Connections reveal themselves during a failure. Check your project management system or change logs to see what changes have recently occurred on the network. It could be you can’t reach the server because it’s behind a router, switch, or firewall that’s been incorrectly configured. Someone may have accidentally deleted the DNS record for the server or changed a routing path. The problem may have occurred somewhere else and you’re seeing the symptoms, not the cause.
- Avoid collateral damage through planning – There’s nothing like the sinking feeling caused by an unexpected problem that occurs while you’re making a change in another area. An example of collateral damage might be swapping out a server only to discover it knocks out a nightly transfer, because the transfer’s security is keyed to the machine’s hardware identity and changing the hardware changed the hardware key. The key to battling collateral damage is to do your homework and identify as many related functions as you can, before the change occurs. Go deep and identify any related functions, and add any necessary adjustment steps to your change plan.
- Use a checklist for changes – In his book The Checklist Manifesto: How to Get Things Done Right, Atul Gawande talks about how to use checklists to increase our ability to deliver information correctly, safely, and reliably. Too often, IT Ops pros walk in to a situation and perform critical work using only memory, training, and instinct. Problems occur when they perform steps out of sequence or skip steps. I’m a big proponent of using checklists during network changes as an aid to insure success and avoid crises. A good checklist helps you plan and correctly implement these steps in the change process.
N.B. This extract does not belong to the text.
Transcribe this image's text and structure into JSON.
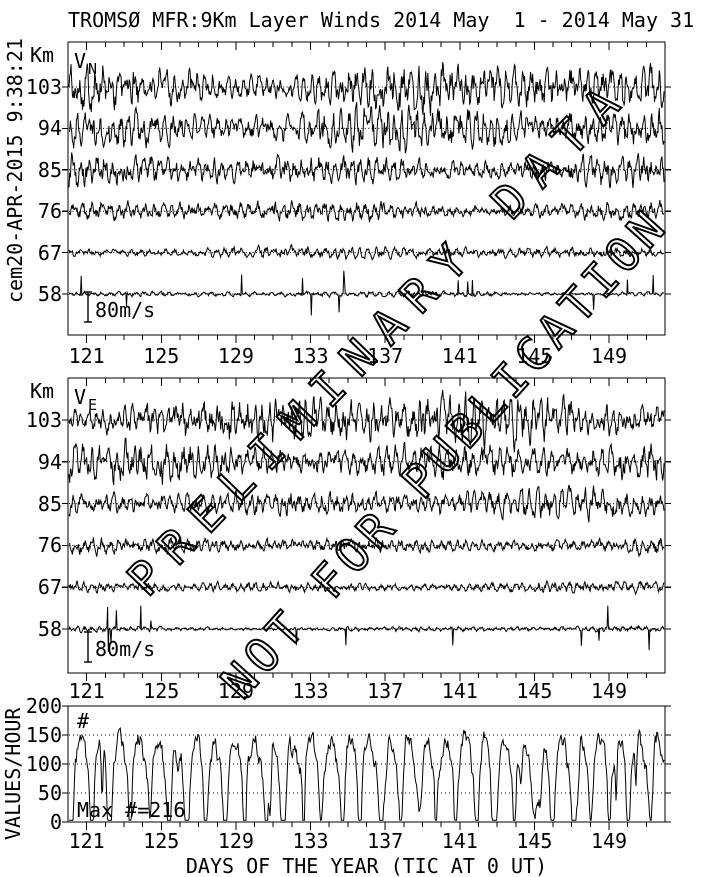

- Preparatory steps – What needs to be done before the change? What servers or equipment need to be downed or adjusted? Who needs to be notified?
- In-process steps – What steps must be performed during the change? What configurations need to be modified?
- Verifying the change worked – How do you determine whether the change worked. What items should you check? What data should be used for verification?
- Emergency procedures – What mitigation strategies should you use if things go bad? What’s your game plan for a crisis?
- Restoration steps – How do you reverse the preparatory steps you made to implement the change? Paying attention to this step can avoid triggering a crisis in another area.
Checklists don’t have to be long. They just have to be thorough, accurate, and used. IMHO, using a checklist is crucial for a successful network change. For more information, check out my post on eight reasons you need a checklist for implementing IT projects.
- “The One Thing at a Time” rule – My personal rule is: only perform one major network change at a time. It’s one thing if a single change goes wrong and you have one crisis. It’s another if two or more changes go bad at the same time, creating multiple crises. It’s tempting to perform multiple changes as long as you have part of the network down but don’t do it. It’s not worth the risk.
- Know where you’re at: location awareness – The most horrifying self-inflicted wounds occur when an IT pro wipes out a production system when he thinks he’s working on a test system. The perfect example is the IT Manager who while refreshing a QA database, accidentally wipes out the production database because he’s on the wrong machine. These mistakes often occur when using Remote Desktop programs, where you accidentally connect to the wrong machine. Make sure to put in steps to insure you’re on the right machine before you start working, even if it’s something as simple as performing a hostname command. You’ll thank yourself the first time this stops you from performing work on the wrong machine.
These items are practical steps that are either not covered or only touched upon in change management guides. Performing simple steps like these can help you deal with an unexpected IT Ops crisis or prevent a crisis from occurring.